Give workers mind-numbing jobs for long enough, however, and its only a matter of time before customers begin to suffer the consequences. This is okay when their expectations – e.g. with things like reliability – are low, but over time, these expectations inevitably drift upwards and so it became incumbent upon the car companies to add things like quality, reliability, and life into their complicated economic calculations. It was only when Toyota hit their stride and established the Toyota Production System, however, that customers really began to experience a step-change. Mind-numbing dull work turns out not to be a great foundation for building reliable, long-lasting cars. In many ways what TPS was set up to do was instill the idea of ‘continuous improvement’ into the DNA of the business, and actively seek the brains of all the workforce to help make sure it happens.

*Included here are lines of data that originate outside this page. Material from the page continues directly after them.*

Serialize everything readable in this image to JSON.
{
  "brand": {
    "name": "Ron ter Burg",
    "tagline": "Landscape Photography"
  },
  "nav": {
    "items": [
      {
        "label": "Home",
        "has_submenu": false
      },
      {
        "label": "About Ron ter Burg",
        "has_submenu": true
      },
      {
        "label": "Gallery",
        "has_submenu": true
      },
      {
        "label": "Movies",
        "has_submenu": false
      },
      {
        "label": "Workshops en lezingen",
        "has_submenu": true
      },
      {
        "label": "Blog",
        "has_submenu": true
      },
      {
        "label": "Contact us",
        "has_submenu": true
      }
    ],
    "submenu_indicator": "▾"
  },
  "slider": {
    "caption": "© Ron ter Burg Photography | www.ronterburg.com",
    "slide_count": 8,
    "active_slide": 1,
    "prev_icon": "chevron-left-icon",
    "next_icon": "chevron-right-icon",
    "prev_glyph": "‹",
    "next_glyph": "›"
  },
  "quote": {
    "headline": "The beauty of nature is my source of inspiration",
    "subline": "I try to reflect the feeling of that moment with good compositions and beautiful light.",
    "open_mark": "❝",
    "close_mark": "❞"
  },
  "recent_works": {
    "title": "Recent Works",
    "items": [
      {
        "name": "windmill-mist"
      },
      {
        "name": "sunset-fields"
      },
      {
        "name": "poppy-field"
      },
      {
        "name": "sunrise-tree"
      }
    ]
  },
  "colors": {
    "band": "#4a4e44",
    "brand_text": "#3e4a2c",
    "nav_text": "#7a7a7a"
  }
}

TPS effectively forced the car industry to do this:
Treat workers like they have a brain and empower them to implement the ideas that get generated within local ‘quality circles’ and you’ve crossed in to the Complicated-Complex Zone. Every automotive OEM has to some extent adopted TPS like procedures and protocols, but not all of them have genuinely crossed the complicated-complex boundary. Many are still hampered by command-and-control management systems that have adopted the tangible parts of TPS, but have largely failed to appreciate the importance of the intangible human emotion factors. Fortunately for those that haven’t, the automotive industry’s relation with the external world of the customer is still at the ‘complicated’ stage. Customer’s are offered lots of choice, but not yet a choice that allows them to buy anything other than a ton or more of metal and plastic. When customers begin to demand ‘mobility’ rather than a ‘car’, that’s the time the automotive OEMs will have to embrace the fact that their complicated marketing strategies no longer make sense, and that they will have to embrace a whole new level of market complexity. In that respect, we might already begin to see that the innovation of organisations like Uber, Lyft and Ola is that they’ve already made the fundamental jump into the complex market domain…

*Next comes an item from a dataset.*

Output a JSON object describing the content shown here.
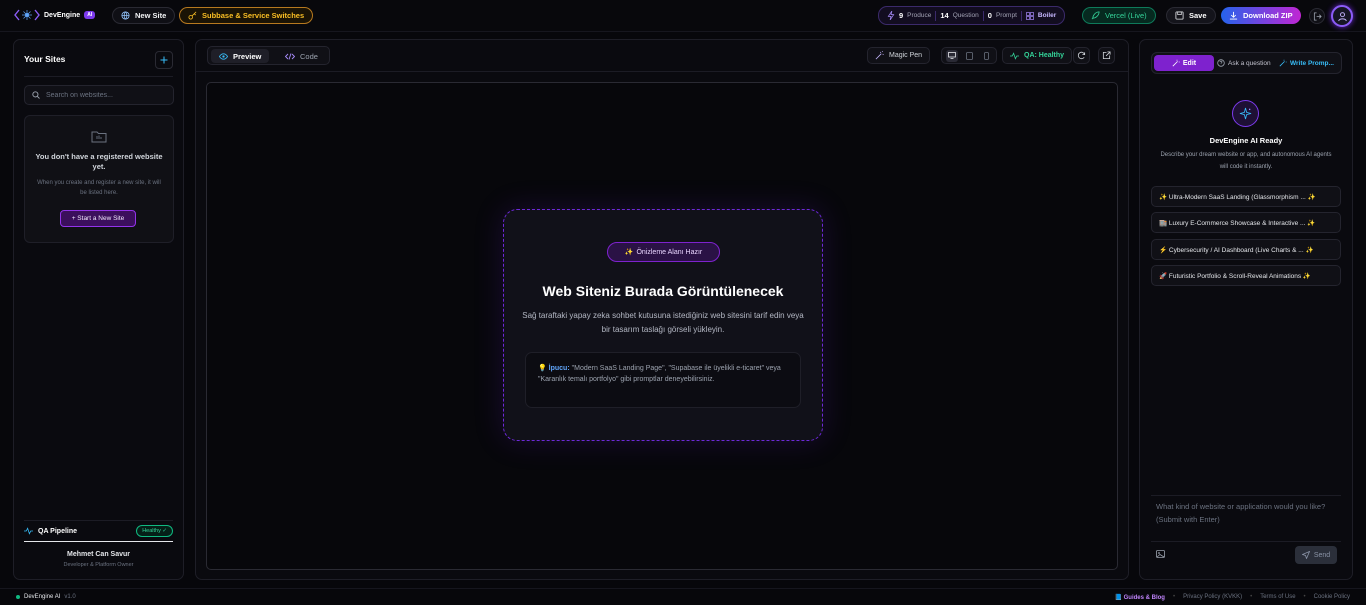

…whether they’re operating with a positive Ashby Margin is probably a matter of some debate at this point. One guarantee, however, is that whichever one of the three (or next new player) best builds the non-Command-and-Control heuristics needed to successfully operate in the Complex-Complex domain will be the one that gets to survive and thrive the longest, progressively sucking more and more of the value from the traditional automotive OEMs.
References
-  ‘A Complexity Landscape’, www.darrellmann.com, 31 March 2019.